BAMAKO (Reuters) – Malians voted in a run-off presidential election on Sunday but observers reported that turnout was low, with several polling stations coming under attack from armed men and one election official killed.
Election workers start the counting of the ballots during a run-off presidential election in Bamako, Mali August 12, 2018. REUTERS/Luc Gnago
Thousands of soldiers were mobilised to provide security following an inconclusive first round last month that was marred by militant attacks and opposition accusations of fraud.
The Mali Citizen Observation Pool (POCIM) said there had been a “persistent climate of tension in some polling centers in Segou, Bamako and several other localities” in the run-off.
Despite problems, the election had generally being conducted well, European Union observers said in preliminary comments.
In the worst incident, armed men killed the chairman of the electoral office in Arkodia village in Niafunke region in northern Mali, an army spokesman said, confirming observers’ reports.
Incumbent President Ibrahim Boubacar Keita, 73, is expected to win a second term even though he has been unable to stem a surge in ethnic and militant violence.
However opposition challenger Soumalia Cisse, 68, a former finance minister, said he was confident of victory but also accused the government camp of trying to stuff ballot boxes.
Mali is high on the list of Western powers’ security concerns, and a respectable election is important in the effort to restore stability to the vast West African nation.
Militants, some linked to al Qaeda and Islamic State, have regrouped since French troops pushed them back in 2013 from areas they had seized in the north.
They are now expanding their influence again across the desert north and into the fertile centre of the country. Former colonial ruler France and the United States have deployed troops across West Africa to combat the threat.
Mali is also a major transit route for illegal migrants trying to reach Europe, a concern in European Union capitals.
For Malians the election is about securing peace but also alleviating hardship and poverty.
Soldiers searched voters in the capital Bamako as they waited in line under rainy skies to cast their ballots.
“I voted without problem. I came to fulfil my duty as a citizen,” said Dramane Camara, 31, at a polling station in a school in Bamako. “I expect the new president to solve the problem of the north, which is peace. Because the return of peace means the return of NGOs, investors, so creating jobs.”

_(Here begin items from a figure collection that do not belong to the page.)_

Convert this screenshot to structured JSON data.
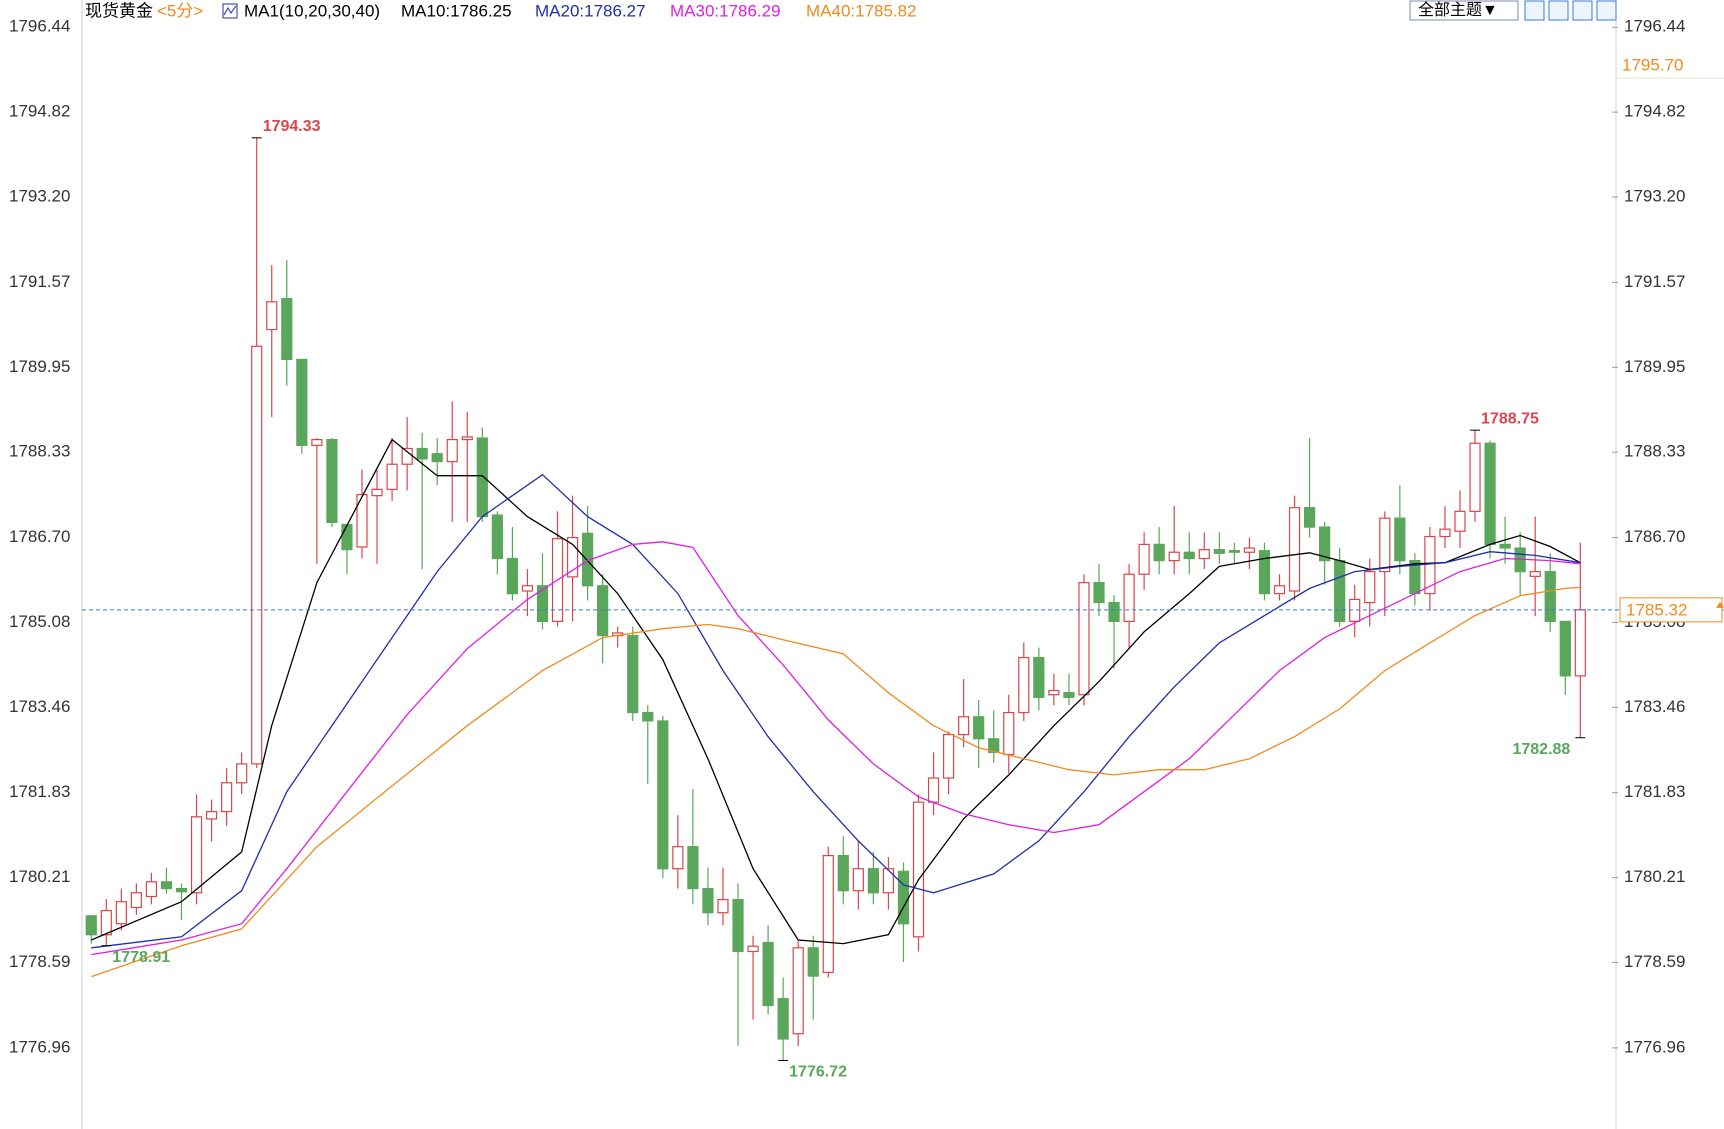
{
  "chart_data": {
    "type": "candlestick",
    "title": "现货黄金",
    "period": "<5分>",
    "indicator": "MA1(10,20,30,40)",
    "toolbar": {
      "theme_button": "全部主题▼"
    },
    "up_color": "#d9464b",
    "down_color": "#5aa65a",
    "open": [
      1779.48,
      1779.12,
      1779.33,
      1779.64,
      1779.85,
      1780.13,
      1780.0,
      1779.92,
      1781.33,
      1781.47,
      1782.02,
      1782.38,
      1790.67,
      1791.26,
      1790.1,
      1788.46,
      1788.57,
      1786.95,
      1786.52,
      1787.5,
      1787.62,
      1788.1,
      1788.4,
      1788.3,
      1788.15,
      1788.57,
      1788.6,
      1787.13,
      1786.3,
      1785.68,
      1785.78,
      1785.1,
      1785.95,
      1786.78,
      1785.78,
      1784.83,
      1784.83,
      1783.36,
      1783.2,
      1780.38,
      1780.8,
      1780.0,
      1779.54,
      1779.79,
      1778.8,
      1778.97,
      1777.9,
      1777.23,
      1778.87,
      1778.4,
      1780.63,
      1779.96,
      1780.38,
      1779.92,
      1780.33,
      1779.08,
      1781.65,
      1782.11,
      1782.94,
      1783.28,
      1782.86,
      1782.56,
      1783.36,
      1784.41,
      1783.7,
      1783.74,
      1783.7,
      1785.84,
      1785.46,
      1785.1,
      1786.0,
      1786.57,
      1786.26,
      1786.42,
      1786.3,
      1786.47,
      1786.45,
      1786.42,
      1786.45,
      1785.63,
      1785.68,
      1787.27,
      1786.9,
      1786.26,
      1785.1,
      1785.46,
      1786.05,
      1787.07,
      1786.26,
      1785.63,
      1786.72,
      1786.82,
      1787.2,
      1788.5,
      1786.57,
      1786.5,
      1785.96,
      1786.05,
      1785.1,
      1784.06
    ],
    "high": [
      1779.5,
      1779.8,
      1780.0,
      1780.1,
      1780.3,
      1780.4,
      1780.1,
      1781.8,
      1781.7,
      1782.3,
      1782.6,
      1794.33,
      1791.9,
      1792.0,
      1790.1,
      1788.6,
      1788.6,
      1786.9,
      1788.0,
      1788.0,
      1788.6,
      1789.0,
      1788.7,
      1788.6,
      1789.3,
      1789.1,
      1788.8,
      1787.2,
      1786.9,
      1786.1,
      1786.4,
      1787.2,
      1787.5,
      1787.3,
      1786.0,
      1785.0,
      1785.0,
      1783.5,
      1783.3,
      1781.4,
      1781.9,
      1780.4,
      1780.4,
      1780.1,
      1779.1,
      1779.3,
      1778.3,
      1779.0,
      1779.1,
      1780.8,
      1781.0,
      1780.9,
      1780.7,
      1780.6,
      1780.5,
      1781.8,
      1782.6,
      1783.0,
      1784.0,
      1783.6,
      1783.4,
      1783.7,
      1784.7,
      1784.6,
      1784.1,
      1784.1,
      1786.0,
      1786.2,
      1785.6,
      1786.2,
      1786.8,
      1786.9,
      1787.3,
      1786.8,
      1786.8,
      1786.8,
      1786.6,
      1786.7,
      1786.6,
      1786.0,
      1787.5,
      1788.6,
      1787.0,
      1786.5,
      1785.8,
      1786.3,
      1787.2,
      1787.7,
      1786.4,
      1786.9,
      1787.3,
      1787.6,
      1788.75,
      1788.55,
      1787.1,
      1786.8,
      1787.1,
      1786.4,
      1785.1,
      1786.6
    ],
    "low": [
      1778.95,
      1778.91,
      1779.2,
      1779.5,
      1779.7,
      1779.9,
      1779.4,
      1779.7,
      1780.9,
      1781.2,
      1781.8,
      1782.3,
      1789.0,
      1789.6,
      1788.3,
      1786.2,
      1786.9,
      1786.0,
      1786.3,
      1786.2,
      1787.4,
      1787.6,
      1786.1,
      1787.7,
      1787.0,
      1787.0,
      1787.0,
      1786.0,
      1785.5,
      1785.2,
      1784.95,
      1785.0,
      1785.1,
      1785.5,
      1784.3,
      1784.6,
      1783.2,
      1782.0,
      1780.2,
      1780.0,
      1779.7,
      1779.3,
      1779.3,
      1777.0,
      1777.5,
      1777.6,
      1776.72,
      1777.0,
      1777.5,
      1778.3,
      1779.7,
      1779.6,
      1779.7,
      1779.6,
      1778.6,
      1778.8,
      1781.4,
      1781.8,
      1782.7,
      1782.3,
      1782.4,
      1782.2,
      1783.2,
      1783.4,
      1783.5,
      1783.5,
      1783.5,
      1785.2,
      1784.2,
      1784.6,
      1785.7,
      1786.0,
      1786.0,
      1786.0,
      1786.1,
      1786.2,
      1786.2,
      1786.1,
      1785.5,
      1785.5,
      1785.5,
      1786.7,
      1785.8,
      1785.0,
      1784.8,
      1785.0,
      1785.2,
      1786.0,
      1785.4,
      1785.3,
      1786.5,
      1786.5,
      1787.0,
      1786.3,
      1786.2,
      1785.6,
      1785.2,
      1784.9,
      1783.7,
      1782.88
    ],
    "close": [
      1779.12,
      1779.58,
      1779.75,
      1779.92,
      1780.13,
      1780.0,
      1779.94,
      1781.37,
      1781.47,
      1782.02,
      1782.38,
      1790.35,
      1791.2,
      1790.1,
      1788.46,
      1788.57,
      1786.99,
      1786.47,
      1787.52,
      1787.62,
      1788.1,
      1788.4,
      1788.2,
      1788.15,
      1788.57,
      1788.62,
      1787.1,
      1786.3,
      1785.63,
      1785.78,
      1785.1,
      1786.68,
      1786.7,
      1785.78,
      1784.83,
      1784.88,
      1783.36,
      1783.2,
      1780.38,
      1780.8,
      1780.0,
      1779.54,
      1779.79,
      1778.8,
      1778.9,
      1777.77,
      1777.13,
      1778.87,
      1778.33,
      1780.63,
      1779.96,
      1780.38,
      1779.92,
      1780.38,
      1779.33,
      1781.65,
      1782.11,
      1782.94,
      1783.28,
      1782.86,
      1782.6,
      1783.36,
      1784.41,
      1783.65,
      1783.78,
      1783.65,
      1785.84,
      1785.46,
      1785.1,
      1786.0,
      1786.57,
      1786.26,
      1786.42,
      1786.3,
      1786.47,
      1786.4,
      1786.42,
      1786.5,
      1785.63,
      1785.78,
      1787.27,
      1786.9,
      1786.26,
      1785.1,
      1785.52,
      1786.05,
      1787.07,
      1786.26,
      1785.63,
      1786.72,
      1786.86,
      1787.2,
      1788.5,
      1786.57,
      1786.5,
      1786.05,
      1786.05,
      1785.1,
      1784.06,
      1785.32
    ],
    "lines": [
      {
        "name": "MA10:1786.25",
        "color": "#000000",
        "x": [
          0,
          6,
          10,
          12,
          15,
          20,
          23,
          26,
          29,
          32,
          35,
          38,
          41,
          44,
          47,
          50,
          53,
          55,
          58,
          61,
          64,
          67,
          70,
          73,
          75,
          78,
          81,
          83,
          85,
          88,
          90,
          93,
          95,
          97,
          99
        ],
        "values": [
          1779.02,
          1779.75,
          1780.7,
          1783.11,
          1785.84,
          1788.57,
          1787.88,
          1787.88,
          1787.1,
          1786.57,
          1785.63,
          1784.37,
          1782.48,
          1780.38,
          1779.02,
          1778.95,
          1779.12,
          1780.17,
          1781.33,
          1782.17,
          1783.11,
          1783.95,
          1784.9,
          1785.63,
          1786.15,
          1786.3,
          1786.41,
          1786.26,
          1786.09,
          1786.2,
          1786.22,
          1786.57,
          1786.74,
          1786.53,
          1786.22
        ]
      },
      {
        "name": "MA20:1786.27",
        "color": "#1f2fa8",
        "x": [
          0,
          6,
          10,
          13,
          16,
          20,
          23,
          26,
          30,
          33,
          36,
          39,
          42,
          45,
          48,
          51,
          54,
          56,
          60,
          63,
          66,
          69,
          72,
          75,
          78,
          81,
          84,
          87,
          90,
          93,
          96,
          99
        ],
        "values": [
          1778.87,
          1779.08,
          1779.96,
          1781.85,
          1783.11,
          1784.79,
          1786.05,
          1787.1,
          1787.9,
          1787.1,
          1786.57,
          1785.63,
          1784.16,
          1782.9,
          1781.85,
          1780.91,
          1780.07,
          1779.92,
          1780.28,
          1780.91,
          1781.85,
          1782.9,
          1783.85,
          1784.69,
          1785.21,
          1785.73,
          1786.05,
          1786.15,
          1786.22,
          1786.43,
          1786.36,
          1786.22
        ]
      },
      {
        "name": "MA30:1786.29",
        "color": "#e020e0",
        "x": [
          0,
          6,
          10,
          13,
          17,
          21,
          25,
          29,
          33,
          36,
          38,
          40,
          43,
          46,
          49,
          52,
          55,
          58,
          61,
          64,
          67,
          70,
          73,
          76,
          79,
          82,
          85,
          88,
          91,
          94,
          97,
          99
        ],
        "values": [
          1778.74,
          1779.02,
          1779.33,
          1780.38,
          1781.85,
          1783.32,
          1784.58,
          1785.52,
          1786.26,
          1786.57,
          1786.62,
          1786.51,
          1785.21,
          1784.27,
          1783.22,
          1782.38,
          1781.75,
          1781.43,
          1781.22,
          1781.07,
          1781.22,
          1781.85,
          1782.48,
          1783.32,
          1784.16,
          1784.79,
          1785.21,
          1785.63,
          1786.05,
          1786.3,
          1786.26,
          1786.2
        ]
      },
      {
        "name": "MA40:1785.82",
        "color": "#f28a1e",
        "x": [
          0,
          6,
          10,
          15,
          20,
          25,
          30,
          34,
          38,
          41,
          43,
          46,
          50,
          53,
          56,
          59,
          62,
          65,
          68,
          71,
          74,
          77,
          80,
          83,
          86,
          89,
          92,
          95,
          98,
          99
        ],
        "values": [
          1778.32,
          1778.91,
          1779.23,
          1780.8,
          1781.96,
          1783.11,
          1784.16,
          1784.79,
          1784.96,
          1785.04,
          1784.96,
          1784.75,
          1784.48,
          1783.74,
          1783.11,
          1782.69,
          1782.48,
          1782.27,
          1782.17,
          1782.27,
          1782.27,
          1782.48,
          1782.9,
          1783.43,
          1784.16,
          1784.69,
          1785.21,
          1785.59,
          1785.73,
          1785.75
        ]
      }
    ],
    "markers": [
      {
        "value": 1795.7,
        "label": "1795.70"
      }
    ],
    "ylim": [
      1775.45,
      1796.96
    ],
    "yticks": [
      1796.44,
      1794.82,
      {
        "value": 1793.2,
        "label": "1793.20"
      },
      1791.57,
      1789.95,
      1788.33,
      {
        "value": 1786.7,
        "label": "1786.70"
      },
      1785.08,
      1783.46,
      1781.83,
      1780.21,
      1778.59,
      1776.96
    ]
  }
}
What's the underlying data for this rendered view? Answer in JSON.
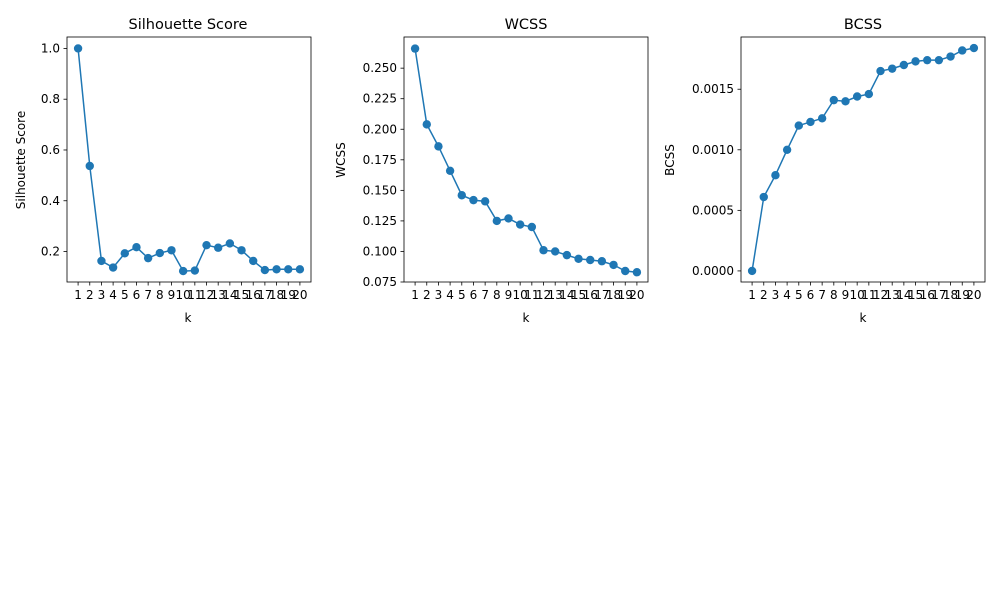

After polls had closed at 6 p.m. local time, POCIM estimated the total turnout at 22 percent. That included 19 percent in Mopti, 35 percent in Timbuktu and 24 percent in the capital.
Two polling stations were set on fire in Douentza district, and electoral agents were threatened, it said.
Voting was halted in Sendegue and Takoutala, two villages in Mopti region, after armed men chased away electoral agents.
“In general, there have been problems with a lack of ballot papers, poor quality ink, and a failure to display voters lists in front of the polling stations,” POCIM said in a statement.
SECURITY STEPPED UP
The first round on July 29 was marred by armed attacks and other security incidents at about a fifth of polling places.
The government stepped up security for the run-off, putting 6,000 troops on the streets on top of 30,000 already on duty.
The head of the European Union observer mission, Italian politician Cecile Kyenge, said that apart from the killing in Niafunke, the election appeared to have taken place without major incidents. But, she said, the EU had no observers in Timbuktu, Mopti and Kidal – areas where violence has been rife.
Keita urged people not to respond to any provocation as he voted in Bamako. “I pledge that all the difficulties we faced are now behind us,” he told cheering supporters.
Keita – known as IBK – took 41 percent of the vote in the first round against nearly 18 percent for Cisse.
Results from the first round took five days to emerge and authorities have not said when they expect the run-off result to be announced.
Cisse, who lost against Keita in 2013, said he was confident of victory when he voted in his hometown Niafunke. “We travelled across the whole country and we found an extremely strong desire for change everywhere,” he said.
Cisse also accused the other side of cheating, saying in Bamako they had found people before the vote who already had ballot papers.
Cisse, who blames Keita for the worsening violence and accuses his government of rampant corruption, also alleged fraud in the first round but the constitutional court upheld the result.